5. Apparatus according to claim 3, wherein said grounded grid wall contact means includes a finger cut from the strip in the area of each of said gold plated stripes except for one end so that they can be bent into said apertures to form a good pressure contact between said shield contact means of each coaxial wire terminator inserted in said apertures and the grounded grid wall.

6. Apparatus according to claim 3, wherein said shield contact means of said coaxial wire terminator includes at least one outwardly spring biased portion for contacting a gold plated stripe of a wall of the aperture to form a good pressure contact electrical connection between the shield conductor of said coaxial wire and the grounded grid wall.

7. Apparatus according to claim 1, wherein said electrical unit is a circuit board and said contact means are male contact terminals extending vertically from said board and arranged in a predetermined pattern to be compatible with the aperture locations in said grid structure.

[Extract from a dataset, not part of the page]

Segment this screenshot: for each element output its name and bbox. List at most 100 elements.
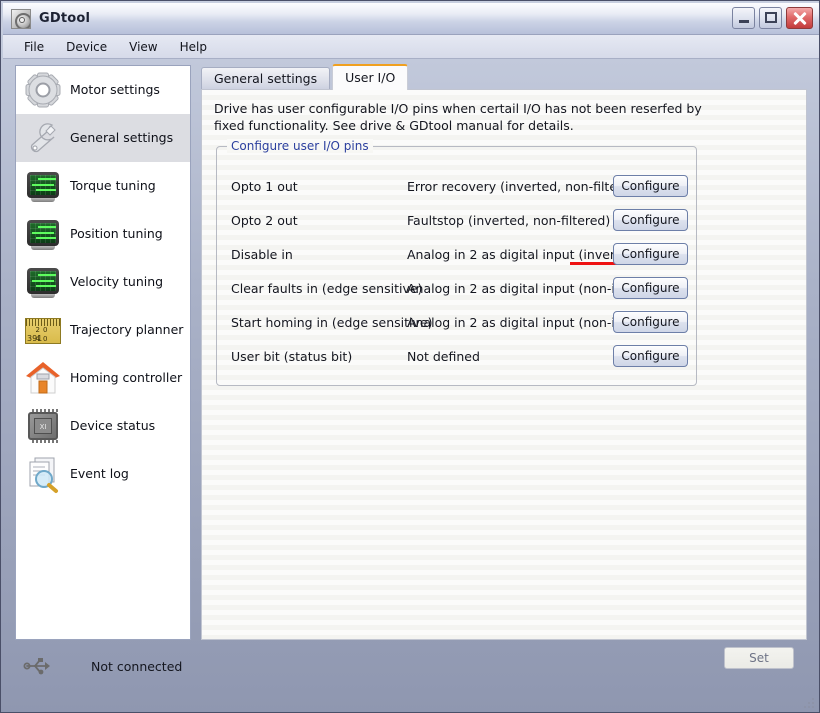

8. Apparatus according to claim 1, wherein said coaxial wire terminator comprises a receptacle attached at one end to the center conductor of said coaxial wire and adapted to receive a male contact;

insulation means surrounding said receptacle;

said shield contact means comprising a shield potential sleeve surrounding said insulator and being connected to the shield conductor of said coaxial wire; and

said sleeve being shaped the same as said apertures and being of a size to fit snugly therein.